Bu işin Türkçesi şu: Bu yasa ile İngilizler “Arazi-i mevkufe” yani vakıf topraklarını, “arazi miriye”ye dönüştürdü. Yani vakıf arazilerini “devlet arazisi” yaptı.
Yine bu yasa ile vakıf mallarını ellerinde tutan tasarrufçulara mülkiyet verilmesinin yolu açıldı.
Kıbrıslı Türkler o zaman buna “yufka” bir tepki göstermiş, İngiliz Hükümeti’ne KATAK adına bir yazı gönderen Avukat Niyazi Korkut “Müslümanların dini hakkının” bu yasa ile ihlal edildiğini savunmuştu. (Emin Akkor, Pazar günü Kıbrıs gazetesinde bu konuda gönderilen mektubu yayımlamıştır.)
Bir de Fasıl 15 “Davalarda Zamanaşımı Yasası” var… 4. maddesinin 2. fıkrası şöyle:
(2) Dava sebebinin doğduğu tarihten başlayarak otuz altı yılın sona ermesi üzerine herhangi bir vakıf emlakinin külliyatı (corpus) ile ilgili olarak dava açılamaz.

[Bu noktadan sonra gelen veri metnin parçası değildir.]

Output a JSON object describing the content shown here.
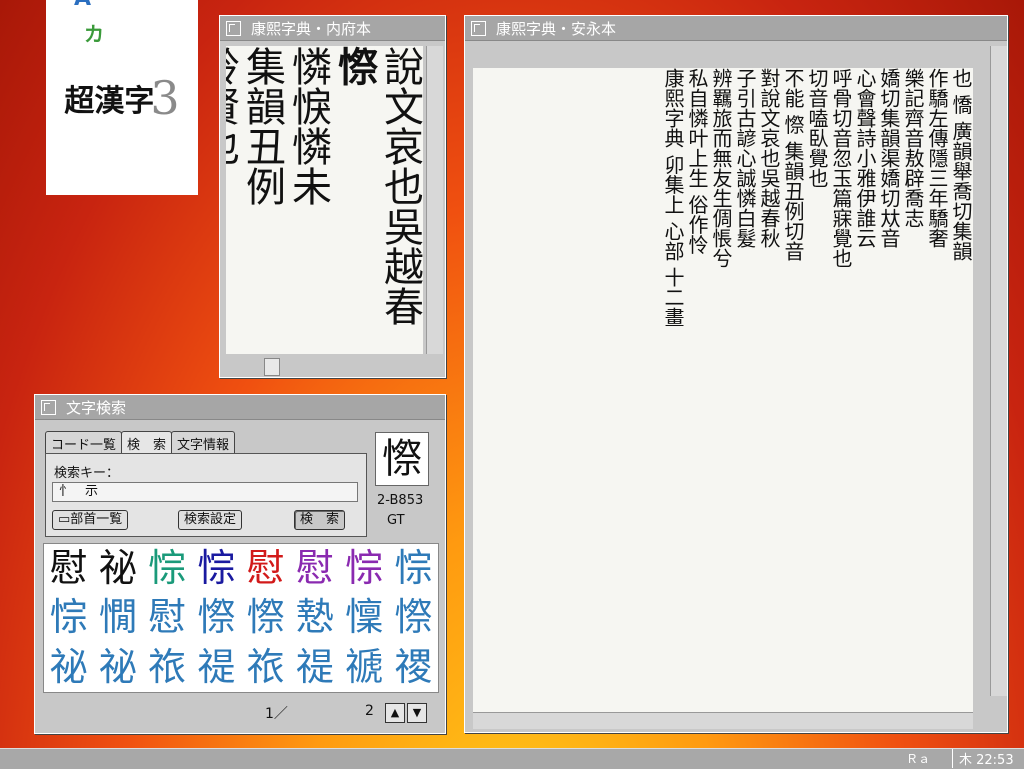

Yani; görülüyor ki İngilizler işi sıkı tuttu. Yasaları çıkardı. İtiraz için de 36 yıl süre tanıdı.
Tabii Kıbrıslı Türkler bu sürede bu içerikle bir “hukuk” savaşı vermediler.
Osmanlılar ise ta başından İngilizlerin çıkaracağı yasalara onay ve yetki verdiler…
Hatta Lozan Anlaşması ile İngilizlerin “ilhak”ını tanıdılar.
Yoksa; 1942’den 1956’ya kadar Evkaf’ın Kıbrıslı Türklere devri için hayatını ortaya koyan rahmetli Dr. Fazıl Küçük, bu konuda da bayrak açar, İngilizleri durdururdu.
Şimdi gelinen noktada; Vakıflar İdaresi’nin asıl görevi; işgalci İngilizlerin bu arazi dağıtımlarının “hukuk”sal anlamda geçerli olmadığını kanıtlamaktır.
Bu konuda “tez”imiz maalesef çok zayıftır ve elimizde vakıflara ait “koçan”ların bulunması hukuksal bir başarı için yeterli değildir.
Bu konu; “Maraş’ı iyilik yapacak olan Vakıflara mı versinler, yoksa otel sahibi zenginlere mi?” gibi yufka “tez”lerle savunulamaz.